Miami Air filed for bankruptcy on March 24th, entirely due to loss of passenger demand from the COVID-19 pandemic, the same day the Senate finalized the CARES Act. The law provides financial assistance to airlines to keep aviation workers on the payroll and connected to their healthcare.

“Miami Air Flight Attendants have kept passengers safe for decades including the U.S. military, presidential campaigns, the press corps, professional sports teams, First Responders, and ushered terminally ill children to Disney World for their final wishes,” said AFA Miami Air President Natasha Glasper. “Some of us have been here from the beginning. We thought the CARES Act bought us time to get our passengers back, but now after three decades we are losing everything overnight. I refuse to believe our government would leave us stranded when they had the ability to save us.”

This comes as flights in and out of South Florida airports are down by more than 90 percent.

An example, at Miami International 103 flights arrived and departed on Sunday, carrying 8,699 passengers.  On the same Sunday a year ago there were 892 flights carrying 123,076 passengers.

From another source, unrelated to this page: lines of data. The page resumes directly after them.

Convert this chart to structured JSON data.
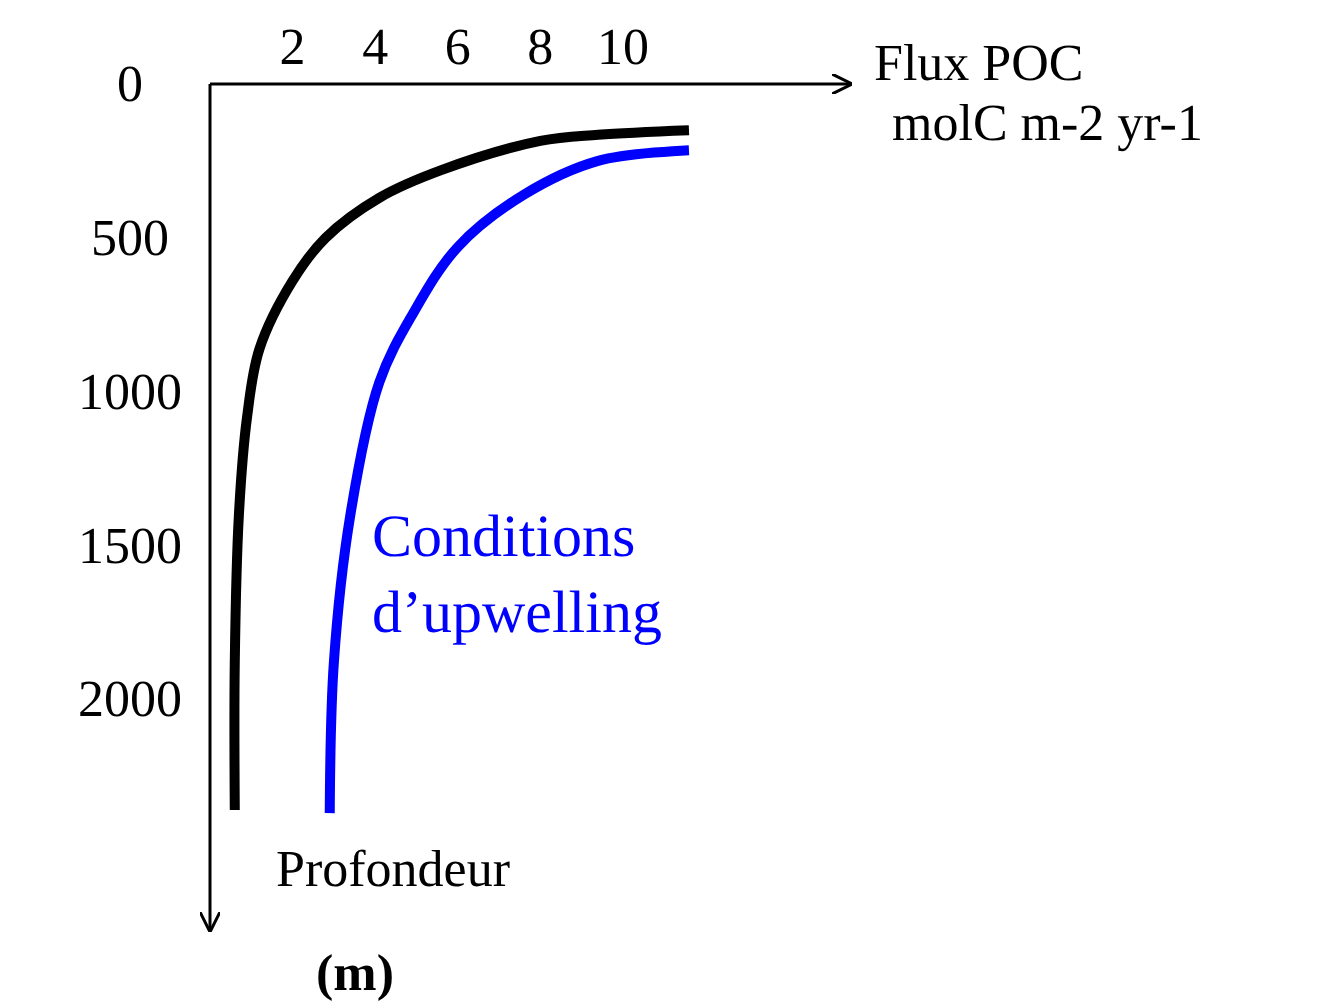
{
  "chart_data": {
    "type": "line",
    "xlabel": "Flux POC\nmolC m-2 yr-1",
    "ylabel": "Profondeur\n(m)",
    "xlim": [
      0,
      15.5
    ],
    "ylim": [
      2750,
      0
    ],
    "xticks": [
      2,
      4,
      6,
      8,
      10
    ],
    "yticks": [
      0,
      500,
      1000,
      1500,
      2000
    ],
    "marker": "none",
    "line_style": "solid",
    "series": [
      {
        "color": "#000000",
        "x": [
          11.6,
          9.4,
          8.0,
          5.6,
          4.1,
          2.8,
          2.0,
          1.2,
          0.9,
          0.7,
          0.6,
          0.6
        ],
        "values": [
          150,
          165,
          185,
          280,
          370,
          500,
          640,
          860,
          1080,
          1400,
          1880,
          2360
        ]
      },
      {
        "name": "Conditions\nd’upwelling",
        "color": "#0000ff",
        "x": [
          11.6,
          9.4,
          7.6,
          6.0,
          4.9,
          4.1,
          3.4,
          3.0,
          2.9
        ],
        "values": [
          215,
          250,
          360,
          530,
          750,
          970,
          1400,
          1880,
          2370
        ]
      }
    ]
  }
}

Stats were not available at Fort Lauderdale Hollywood International Airport.

Airline analyst Robert Mann figures domestic travel will pick up first, lead by leisure passengers.

International travel and business travel will follow later. “I think it’s fair to say, looking out to 2021, the industry would be lucky if it was only a third smaller, maybe 40% smaller and looking out at the end fo 2022 it, would be miraculous if the industry was only 20, 25% smaller,” he said.

In the near future, officials at Miami International airport say larger airlines are hoping to add flights.